Let’s see a show of hands. Who enjoys conflict? I realize some of you may have your hand up (and you’ve probably noticed your lunch invites decreasing), but most people do not enjoy conflict simply because they are not skilled in resolving conflict in a healthy manner. When it comes to marriage, many couples tend to equate low levels of conflict with happiness, believing that the absence of fighting indicates marital health. This perspective may give the appearance of marital success, but when considering successful, long-term marriages, this mindset is quite deceiving.
Disagreements are a normal part of marriage. In fact, each conflict that spouses experience actually presents a great opportunity to grow closer in their relationship through the reconciliation process. Therefore, the avoidance of conflict can actually hurt the marriage, not help it. Think of it this way. Webster defines conflict as a “competitive or opposing action of incompatibles. Mental struggling resulting from incompatible or opposing needs, drives, wishes, or external or internal demands.”* Simply put, conflict results from a conflict of interests between people. Since no two individuals are exactly the same, there will be differences in interests from time to time. When there is no avenue to resolve the conflicting interests, individuals get frustrated which leads to hostility. So then, one key to marital harmony is not the avoidance of conflict but how conflict is handled. Couples that seem to enjoy marriage the most are those who have learned to resolve their differences using a process characterized by acceptance, understanding, and forgiveness.
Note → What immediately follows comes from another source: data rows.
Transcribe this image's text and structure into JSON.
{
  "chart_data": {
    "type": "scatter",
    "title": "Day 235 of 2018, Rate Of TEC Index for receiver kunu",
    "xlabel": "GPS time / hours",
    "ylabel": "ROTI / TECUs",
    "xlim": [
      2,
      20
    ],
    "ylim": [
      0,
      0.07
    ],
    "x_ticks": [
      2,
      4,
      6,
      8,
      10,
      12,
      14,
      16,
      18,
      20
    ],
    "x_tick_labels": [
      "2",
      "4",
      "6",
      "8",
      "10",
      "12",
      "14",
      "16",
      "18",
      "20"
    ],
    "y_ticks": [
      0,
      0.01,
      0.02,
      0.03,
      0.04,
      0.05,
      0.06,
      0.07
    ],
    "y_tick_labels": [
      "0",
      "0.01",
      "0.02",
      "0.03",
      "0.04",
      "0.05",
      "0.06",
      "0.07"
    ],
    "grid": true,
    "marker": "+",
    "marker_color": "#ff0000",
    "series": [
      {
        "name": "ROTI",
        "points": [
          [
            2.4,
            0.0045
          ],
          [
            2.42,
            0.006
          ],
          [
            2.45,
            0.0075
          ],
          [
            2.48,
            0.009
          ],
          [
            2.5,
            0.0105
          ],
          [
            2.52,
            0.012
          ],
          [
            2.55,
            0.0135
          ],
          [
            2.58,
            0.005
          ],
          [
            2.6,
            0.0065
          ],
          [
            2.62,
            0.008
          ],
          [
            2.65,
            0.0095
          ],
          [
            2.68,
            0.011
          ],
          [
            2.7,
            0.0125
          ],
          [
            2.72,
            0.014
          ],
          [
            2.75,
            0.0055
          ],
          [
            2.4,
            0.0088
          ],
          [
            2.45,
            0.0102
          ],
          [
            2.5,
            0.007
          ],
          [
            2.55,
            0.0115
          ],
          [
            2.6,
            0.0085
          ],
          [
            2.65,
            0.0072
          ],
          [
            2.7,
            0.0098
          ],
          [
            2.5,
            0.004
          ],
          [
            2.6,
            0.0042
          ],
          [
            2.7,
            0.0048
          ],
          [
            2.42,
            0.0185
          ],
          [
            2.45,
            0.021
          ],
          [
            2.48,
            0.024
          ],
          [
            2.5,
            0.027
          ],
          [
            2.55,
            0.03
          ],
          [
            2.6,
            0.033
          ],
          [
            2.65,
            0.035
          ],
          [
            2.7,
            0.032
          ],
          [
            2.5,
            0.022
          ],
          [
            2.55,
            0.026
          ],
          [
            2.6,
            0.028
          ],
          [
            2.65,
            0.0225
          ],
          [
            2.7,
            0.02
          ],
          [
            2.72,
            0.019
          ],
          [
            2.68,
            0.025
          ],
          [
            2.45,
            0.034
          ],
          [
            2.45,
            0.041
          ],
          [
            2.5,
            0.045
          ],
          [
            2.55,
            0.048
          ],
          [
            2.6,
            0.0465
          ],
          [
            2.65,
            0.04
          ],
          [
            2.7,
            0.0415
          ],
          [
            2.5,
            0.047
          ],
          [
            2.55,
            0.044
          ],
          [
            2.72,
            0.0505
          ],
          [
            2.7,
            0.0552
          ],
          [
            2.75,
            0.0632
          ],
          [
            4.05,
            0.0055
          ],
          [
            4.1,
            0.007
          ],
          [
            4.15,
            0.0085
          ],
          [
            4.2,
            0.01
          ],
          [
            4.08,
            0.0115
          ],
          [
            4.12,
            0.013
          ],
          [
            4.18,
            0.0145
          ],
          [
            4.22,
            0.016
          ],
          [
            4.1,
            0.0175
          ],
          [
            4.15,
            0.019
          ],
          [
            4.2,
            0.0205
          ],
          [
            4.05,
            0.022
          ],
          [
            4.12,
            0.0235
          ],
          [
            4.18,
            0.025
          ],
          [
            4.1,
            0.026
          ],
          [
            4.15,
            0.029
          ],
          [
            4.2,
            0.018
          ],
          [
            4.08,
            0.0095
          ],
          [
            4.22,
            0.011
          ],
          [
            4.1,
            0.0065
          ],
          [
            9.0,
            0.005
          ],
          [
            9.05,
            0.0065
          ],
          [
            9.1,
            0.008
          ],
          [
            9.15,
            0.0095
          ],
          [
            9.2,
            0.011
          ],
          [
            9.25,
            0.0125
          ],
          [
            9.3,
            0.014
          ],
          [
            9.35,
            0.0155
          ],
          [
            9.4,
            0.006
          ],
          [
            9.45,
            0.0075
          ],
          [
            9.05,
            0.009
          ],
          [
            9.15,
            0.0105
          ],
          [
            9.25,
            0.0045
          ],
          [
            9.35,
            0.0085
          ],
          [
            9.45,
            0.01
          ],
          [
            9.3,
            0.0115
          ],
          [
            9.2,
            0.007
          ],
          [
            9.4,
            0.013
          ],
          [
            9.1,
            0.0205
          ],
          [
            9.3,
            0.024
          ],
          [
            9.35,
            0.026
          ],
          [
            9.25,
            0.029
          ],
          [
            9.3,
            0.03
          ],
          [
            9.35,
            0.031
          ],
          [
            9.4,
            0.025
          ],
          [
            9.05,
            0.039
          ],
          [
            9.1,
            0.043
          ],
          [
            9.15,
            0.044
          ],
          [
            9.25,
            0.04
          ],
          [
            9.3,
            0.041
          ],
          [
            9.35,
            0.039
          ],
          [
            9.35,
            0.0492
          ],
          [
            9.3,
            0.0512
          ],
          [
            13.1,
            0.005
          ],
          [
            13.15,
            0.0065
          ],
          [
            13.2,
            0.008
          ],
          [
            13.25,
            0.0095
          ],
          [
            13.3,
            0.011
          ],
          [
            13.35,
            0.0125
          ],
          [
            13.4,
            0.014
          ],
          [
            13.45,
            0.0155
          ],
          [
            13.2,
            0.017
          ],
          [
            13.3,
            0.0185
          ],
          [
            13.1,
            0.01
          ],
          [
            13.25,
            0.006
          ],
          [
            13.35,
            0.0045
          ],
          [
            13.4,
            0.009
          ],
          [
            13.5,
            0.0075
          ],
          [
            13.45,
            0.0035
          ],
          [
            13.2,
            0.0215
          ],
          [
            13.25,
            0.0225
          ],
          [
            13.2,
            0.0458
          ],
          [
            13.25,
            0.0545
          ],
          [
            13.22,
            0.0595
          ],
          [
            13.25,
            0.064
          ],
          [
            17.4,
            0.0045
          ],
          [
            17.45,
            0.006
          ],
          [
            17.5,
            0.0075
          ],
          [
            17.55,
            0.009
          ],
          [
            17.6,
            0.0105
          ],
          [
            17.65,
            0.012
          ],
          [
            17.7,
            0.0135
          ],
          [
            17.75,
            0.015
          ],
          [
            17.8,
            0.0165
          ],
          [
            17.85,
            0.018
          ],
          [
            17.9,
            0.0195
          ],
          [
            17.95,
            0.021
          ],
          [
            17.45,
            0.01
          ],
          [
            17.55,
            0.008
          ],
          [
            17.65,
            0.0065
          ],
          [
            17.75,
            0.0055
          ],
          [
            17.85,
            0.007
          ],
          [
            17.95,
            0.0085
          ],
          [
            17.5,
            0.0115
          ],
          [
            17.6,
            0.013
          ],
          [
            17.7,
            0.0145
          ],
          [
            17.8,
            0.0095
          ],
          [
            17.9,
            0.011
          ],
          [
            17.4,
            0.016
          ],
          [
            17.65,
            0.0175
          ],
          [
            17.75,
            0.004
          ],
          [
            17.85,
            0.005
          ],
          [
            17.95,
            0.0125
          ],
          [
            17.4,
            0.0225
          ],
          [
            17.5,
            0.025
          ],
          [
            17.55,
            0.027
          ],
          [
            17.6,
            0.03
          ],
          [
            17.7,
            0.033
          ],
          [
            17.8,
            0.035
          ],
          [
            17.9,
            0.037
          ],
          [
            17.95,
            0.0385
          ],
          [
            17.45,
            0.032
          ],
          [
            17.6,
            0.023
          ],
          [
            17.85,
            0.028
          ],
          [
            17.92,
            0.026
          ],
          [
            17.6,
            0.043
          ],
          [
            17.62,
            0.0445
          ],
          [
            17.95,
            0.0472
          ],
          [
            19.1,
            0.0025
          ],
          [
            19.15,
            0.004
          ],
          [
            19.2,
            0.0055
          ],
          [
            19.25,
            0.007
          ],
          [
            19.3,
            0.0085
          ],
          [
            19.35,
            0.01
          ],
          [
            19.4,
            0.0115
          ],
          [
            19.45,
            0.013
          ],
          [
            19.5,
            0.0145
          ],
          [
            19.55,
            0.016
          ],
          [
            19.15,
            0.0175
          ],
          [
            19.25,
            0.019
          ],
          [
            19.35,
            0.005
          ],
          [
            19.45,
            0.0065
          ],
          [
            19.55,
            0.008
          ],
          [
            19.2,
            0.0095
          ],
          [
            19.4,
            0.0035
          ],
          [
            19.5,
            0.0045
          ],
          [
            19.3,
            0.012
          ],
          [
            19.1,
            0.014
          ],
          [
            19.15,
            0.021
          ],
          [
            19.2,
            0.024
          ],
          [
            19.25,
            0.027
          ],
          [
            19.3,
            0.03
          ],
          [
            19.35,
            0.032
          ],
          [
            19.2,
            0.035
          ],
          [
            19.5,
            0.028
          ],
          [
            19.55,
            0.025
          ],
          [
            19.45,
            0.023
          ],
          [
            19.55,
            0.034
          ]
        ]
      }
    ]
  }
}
Over the next few weeks we will look at various causes of conflict, along with some tools and techniques that will be useful as you assist your mentee couple in resolving chronic conflicts in their marriage. With any technique or tool, remember that changing conflict patterns will always first involve recognizing current barriers to resolving conflict, then being willing to break old, unhealthy patterns before implementing new behavior patterns.